Agevolazioni

Aiuti 4.0 cedibili alle banche e bonus sulla produttività

di Carmine Fotina

Prime idee, prime cifre, prime simulazioni. Il capitolo imprese-industria-innovazione del piano italiano per impiegare i 209 miliardi del Recovery Fund inizia a prendere forma. C'è la proroga e la revisione di Transizione 4.0, c'è il “premio” di produttività, ci sono le strategie per le aggregazioni tra aziende e la formazione specializzata, le borse di post dottorato in azienda, le risorse per l'imprenditoria femminile. Il lavoro del ministero dello Sviluppo (Mise) in collaborazione con altri dicasteri, dal ministero dell'Economia al ministero dell'Istruzione a quello della Ricerca e Innovazione, dovrà ora approdare a una selezione finale da sottoporre alla presidenza del Consiglio.

Decine di idee producono potenziali costi per decine di miliardi, forse troppo nel computo del budget da riservare agli altri capitoli del piano. È un primo aspetto critico da risolvere, ma non l’unico. Perché serve un lavoro di fino, con tanto di bozze normative, cronoprogramma di interventi e stime di risultati, per far decollare dichiarazioni su ricette astratte come detassazione degli utili, aiuti al rimpatrio delle produzioni, trasformazione di finanziamenti in fondo perduto.
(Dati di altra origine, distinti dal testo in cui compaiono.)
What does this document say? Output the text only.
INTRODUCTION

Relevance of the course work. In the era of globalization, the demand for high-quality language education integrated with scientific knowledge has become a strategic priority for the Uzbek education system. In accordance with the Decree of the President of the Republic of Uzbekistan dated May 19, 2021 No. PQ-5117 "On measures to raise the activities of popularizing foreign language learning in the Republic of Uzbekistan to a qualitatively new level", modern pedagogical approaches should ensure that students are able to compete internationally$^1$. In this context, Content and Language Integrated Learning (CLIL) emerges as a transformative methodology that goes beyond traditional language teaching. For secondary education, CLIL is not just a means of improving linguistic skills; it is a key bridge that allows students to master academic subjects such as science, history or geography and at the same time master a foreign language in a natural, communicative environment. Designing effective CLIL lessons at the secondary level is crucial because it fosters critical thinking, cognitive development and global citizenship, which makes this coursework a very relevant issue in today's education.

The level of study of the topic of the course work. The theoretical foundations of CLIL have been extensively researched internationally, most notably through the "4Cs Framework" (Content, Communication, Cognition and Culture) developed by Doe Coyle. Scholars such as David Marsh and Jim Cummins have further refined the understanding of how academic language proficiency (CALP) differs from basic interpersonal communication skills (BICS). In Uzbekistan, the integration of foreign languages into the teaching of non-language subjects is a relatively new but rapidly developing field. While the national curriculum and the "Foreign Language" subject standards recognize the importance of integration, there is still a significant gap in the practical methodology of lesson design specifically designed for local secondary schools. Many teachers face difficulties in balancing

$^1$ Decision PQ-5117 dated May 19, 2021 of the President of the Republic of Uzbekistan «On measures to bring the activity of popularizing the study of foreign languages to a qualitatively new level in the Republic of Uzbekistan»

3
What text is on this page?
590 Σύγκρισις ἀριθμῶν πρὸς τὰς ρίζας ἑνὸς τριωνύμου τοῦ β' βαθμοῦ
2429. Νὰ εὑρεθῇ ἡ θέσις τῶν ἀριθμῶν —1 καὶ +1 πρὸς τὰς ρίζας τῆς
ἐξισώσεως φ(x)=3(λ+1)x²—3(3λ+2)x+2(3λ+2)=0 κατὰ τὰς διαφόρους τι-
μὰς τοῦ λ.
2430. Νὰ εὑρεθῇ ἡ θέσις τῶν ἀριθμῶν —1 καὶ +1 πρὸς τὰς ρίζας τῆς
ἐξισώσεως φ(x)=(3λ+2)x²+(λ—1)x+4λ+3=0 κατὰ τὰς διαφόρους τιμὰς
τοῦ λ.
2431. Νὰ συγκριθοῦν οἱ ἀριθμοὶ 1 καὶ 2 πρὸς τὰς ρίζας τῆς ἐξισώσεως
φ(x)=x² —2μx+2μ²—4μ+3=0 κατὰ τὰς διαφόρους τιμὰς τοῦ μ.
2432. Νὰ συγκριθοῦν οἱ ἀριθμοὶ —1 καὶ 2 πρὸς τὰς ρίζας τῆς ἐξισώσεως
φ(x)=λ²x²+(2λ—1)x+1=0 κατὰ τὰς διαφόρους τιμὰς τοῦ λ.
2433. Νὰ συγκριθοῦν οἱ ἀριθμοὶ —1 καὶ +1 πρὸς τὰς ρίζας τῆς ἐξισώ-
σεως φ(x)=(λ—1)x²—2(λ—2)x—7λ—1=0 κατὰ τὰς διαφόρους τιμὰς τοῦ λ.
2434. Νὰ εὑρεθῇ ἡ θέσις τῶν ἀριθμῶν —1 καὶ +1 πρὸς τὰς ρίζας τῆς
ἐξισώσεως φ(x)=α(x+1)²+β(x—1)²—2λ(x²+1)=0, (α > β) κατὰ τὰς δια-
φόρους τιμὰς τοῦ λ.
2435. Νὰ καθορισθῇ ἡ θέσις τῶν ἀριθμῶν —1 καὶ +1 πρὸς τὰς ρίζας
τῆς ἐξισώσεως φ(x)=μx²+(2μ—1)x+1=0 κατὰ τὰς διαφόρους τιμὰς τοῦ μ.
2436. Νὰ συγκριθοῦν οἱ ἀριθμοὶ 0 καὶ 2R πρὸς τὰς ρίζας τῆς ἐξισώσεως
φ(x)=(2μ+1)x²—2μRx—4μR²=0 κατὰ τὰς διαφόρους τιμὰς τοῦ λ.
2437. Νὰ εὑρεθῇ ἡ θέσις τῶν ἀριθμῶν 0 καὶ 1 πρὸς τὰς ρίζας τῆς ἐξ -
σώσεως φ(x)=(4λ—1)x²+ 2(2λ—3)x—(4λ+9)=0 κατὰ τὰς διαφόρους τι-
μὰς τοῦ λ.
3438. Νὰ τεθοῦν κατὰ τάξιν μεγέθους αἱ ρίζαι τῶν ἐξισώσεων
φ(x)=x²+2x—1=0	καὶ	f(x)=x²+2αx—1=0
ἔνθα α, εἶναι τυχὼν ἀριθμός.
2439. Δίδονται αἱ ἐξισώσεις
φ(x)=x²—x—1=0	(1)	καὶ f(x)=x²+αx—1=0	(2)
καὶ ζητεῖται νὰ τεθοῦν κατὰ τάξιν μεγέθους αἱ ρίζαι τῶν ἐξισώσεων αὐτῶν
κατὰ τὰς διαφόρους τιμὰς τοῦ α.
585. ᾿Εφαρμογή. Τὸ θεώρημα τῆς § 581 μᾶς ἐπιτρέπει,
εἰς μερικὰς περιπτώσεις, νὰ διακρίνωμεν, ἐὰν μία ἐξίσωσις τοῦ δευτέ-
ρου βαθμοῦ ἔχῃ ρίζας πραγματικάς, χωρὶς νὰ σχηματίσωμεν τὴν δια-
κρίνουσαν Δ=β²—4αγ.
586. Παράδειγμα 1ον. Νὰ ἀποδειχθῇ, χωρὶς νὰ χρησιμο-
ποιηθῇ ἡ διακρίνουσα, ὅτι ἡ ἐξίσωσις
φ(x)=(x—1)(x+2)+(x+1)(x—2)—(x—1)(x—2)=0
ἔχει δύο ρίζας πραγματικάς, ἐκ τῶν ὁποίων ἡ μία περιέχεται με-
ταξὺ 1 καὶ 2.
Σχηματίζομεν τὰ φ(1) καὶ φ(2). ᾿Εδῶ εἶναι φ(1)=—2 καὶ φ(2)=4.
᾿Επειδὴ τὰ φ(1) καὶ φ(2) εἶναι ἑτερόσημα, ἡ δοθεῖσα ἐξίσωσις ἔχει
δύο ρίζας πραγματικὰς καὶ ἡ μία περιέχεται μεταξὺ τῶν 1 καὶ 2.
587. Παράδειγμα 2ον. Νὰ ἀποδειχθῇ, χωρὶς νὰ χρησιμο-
Qualcosa, però, come detto, già è sul tavolo. Per Transizione 4.0, il nuovo nome del piano Impresa 4.0, oltre alla proroga (l'obiettivo è il quinquennio) si studia un rafforzamento delle attuali aliquote agevolate per investimenti delle aziende mirati allo sviluppo dello smart working, al commercio elettronico e all'economia circolare e per quelli destinati ai software collegati alla digitalizzazione. C’è poi da rimettere mano al capitolo dei Competence center 4.0, trascurato negli ultimi due anni, e si potrebbero rifinanziare gli otto già istituiti oltre a supportare la nascita di due o tre strutture nuove. Se gli obiettivi tematici sembrano chiari, c’è ancora da trovare un'intesa sulla formula dell’agevolazione fiscale. I tecnici del ministero dello Sviluppo, che nell’ultima legge di bilancio hanno curato la trasformazione dell’iperammortamento e del superammortamento in un credito di imposta, non vorrebbero disconoscere il lavoro fatto e tornare al vecchio schema, sostenuto invece dal ministero dell’Innovazione (per una extra-deduzione al 200%) e ora considerato come opzione anche dalle parti del ministero dell’Economia. Non solo, al Mise l’obiettivo sarebbe quello di imitare quanto già fatto per il superbonus per i lavori edili lanciato dal ministro Patuanelli e consentire la cessione del credito d’imposta in banca per ottenere immediata liquidità, uno strumento utile soprattutto alle imprese più piccole.

Al di là del piano Transizione 4.0, si valuta come premiare gli aumenti di produttività e l’incremento di investimenti. Patuanelli ha parlato di detassazione degli utili che restano in azienda. Tra le ipotesi ci sarebbe quella di usare ancora una volta il credito di imposta la cui entità potrebbe essere pari a una quota del maggior gettito Ires o Irap generato dalla crescita del valore aggiunto. Anche legando il tutto a obiettivi di salvaguardia occupazionale.

Il doppio intervento – Transizione 4.0 e produttività aziendale – potrebbe da solo richiedere risorse tra 9 e 12 miliardi annui, rappresentando la fetta più ampia del capitolo imprese. Ma si ragiona anche su 300-400 milioni per sostenere l'imprenditoria femminile, sul potenziamento dei contratti di rete per favorire aggregazioni aziendali anche attraverso partnership pubblico-privato, sui voucher per consulenze in tema di economia circolare “gemelli” a quelli già esistenti per l’innovazione tecnologica, sulla formazione specializzata rafforzando gli Istituti tecnici superiori ed eventualmente finanziando iniziative private per corsi in linea con le priorità europee della digitalizzazione e della transizione energetica “verde”.

Tutte tracce del piano italiano per il Recovery Fund. Tra poco per Palazzo Chigi verrà la parte più difficile: selezionare gli interventi davvero innovativi.